Lange hörte ich erst mal nichts. Ich bekam dann ein Schreiben vom Bistum, da stand drin, dass man mir aufgrund der Schwere meiner Situation 8.000 Euro anstelle der üblichen 5.000 Euro überweisen würde. Außerdem würde mein Eigenanteil der Therapiekosten übernommen. Der Umgang des Bistums hat mich wirklich geärgert. Also habe ich bei dem zuständigen Pastor einen Termin vereinbart. Er hatte keine Ahnung von meinem Fall. Ich fragte ihn, wie er mit dem Wissen umgeht, dass es unter Umständen zehn, 20, 30 andere Betroffene gibt, die die gleichen Probleme hätten wie ich. Er hatte keine wirkliche Antwort darauf. Er würde da mal nachfragen, aber es ist nie was von ihm gekommen.

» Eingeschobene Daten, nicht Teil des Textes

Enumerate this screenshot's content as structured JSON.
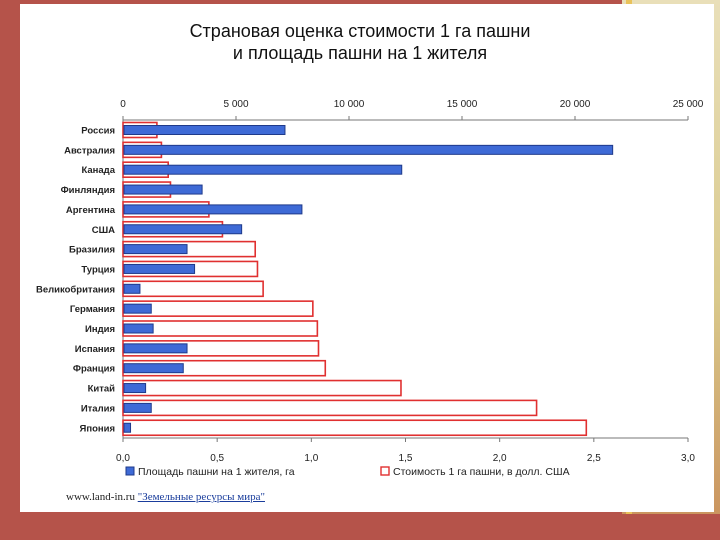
{
  "title": {
    "line1": "Страновая оценка стоимости 1 га пашни",
    "line2": "и площадь пашни на 1 жителя"
  },
  "source": {
    "site": "www.land-in.ru",
    "link_text": "\"Земельные ресурсы мира\""
  },
  "colors": {
    "area_fill": "#3e6ad6",
    "area_stroke": "#1f3a8a",
    "cost_stroke": "#e03030",
    "axis": "#777777",
    "background_slide": "#b5534a"
  },
  "chart_data": {
    "type": "bar",
    "orientation": "horizontal",
    "categories": [
      "Россия",
      "Австралия",
      "Канада",
      "Финляндия",
      "Аргентина",
      "США",
      "Бразилия",
      "Турция",
      "Великобритания",
      "Германия",
      "Индия",
      "Испания",
      "Франция",
      "Китай",
      "Италия",
      "Япония"
    ],
    "series": [
      {
        "name": "Площадь пашни на 1 жителя, га",
        "axis": "bottom",
        "style": "filled",
        "values": [
          0.86,
          2.6,
          1.48,
          0.42,
          0.95,
          0.63,
          0.34,
          0.38,
          0.09,
          0.15,
          0.16,
          0.34,
          0.32,
          0.12,
          0.15,
          0.04
        ]
      },
      {
        "name": "Стоимость 1 га пашни, в долл. США",
        "axis": "top",
        "style": "outline",
        "values": [
          1500,
          1700,
          2000,
          2100,
          3800,
          4400,
          5850,
          5950,
          6200,
          8400,
          8600,
          8650,
          8950,
          12300,
          18300,
          20500
        ]
      }
    ],
    "x_top": {
      "range": [
        0,
        25000
      ],
      "ticks": [
        0,
        5000,
        10000,
        15000,
        20000,
        25000
      ],
      "tick_labels": [
        "0",
        "5 000",
        "10 000",
        "15 000",
        "20 000",
        "25 000"
      ]
    },
    "x_bottom": {
      "range": [
        0,
        3.0
      ],
      "ticks": [
        0,
        0.5,
        1.0,
        1.5,
        2.0,
        2.5,
        3.0
      ],
      "tick_labels": [
        "0,0",
        "0,5",
        "1,0",
        "1,5",
        "2,0",
        "2,5",
        "3,0"
      ]
    },
    "grid": false,
    "legend_position": "bottom",
    "legend": [
      "Площадь пашни  на 1 жителя, га",
      "Стоимость 1 га пашни, в долл. США"
    ]
  }
}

Mittlerweile hat der Pastor zweimal gewechselt. Mit allen habe ich gesprochen. Der aktuelle Pastor gab mir irgendwann Bescheid, dass man am Bistum eine Stelle und Seminare für Pastoren einrichten will. Da hab ich gedacht: Toll, das hilft mir jetzt weiter. Also habe ich schließlich richtig Druck gemacht. Und dann passierte auf einmal was. Es kam zu einem Treffen mit zwei Herren vom Bistum. Das war Anfang letzten Jahres. Bei dem Gespräch wurde mir in Aussicht gestellt hat, dass die Gemeinde diesen Fall benennen wollte. Das fand ich gut, denn das Wichtigste wäre einfach, dass die Kirche mal Kante zeigt und zu den Dingen steht, die da passiert sind. Der Pastor wollte mich weiter auf dem Laufenden halten. Er rief irgendwann an und sagte, dass sie die Wahlen des Pfarreirats Ende des Jahres abwarten müssten. Die ganze Geschichte wurde also aufs nächste Jahr vertagt.

Ich frage mich, wie soll die Kirche ernsthaft über Prävention reden können, wenn sie nicht mal hingeht und das, was gewesen ist, anständig aufarbeitet?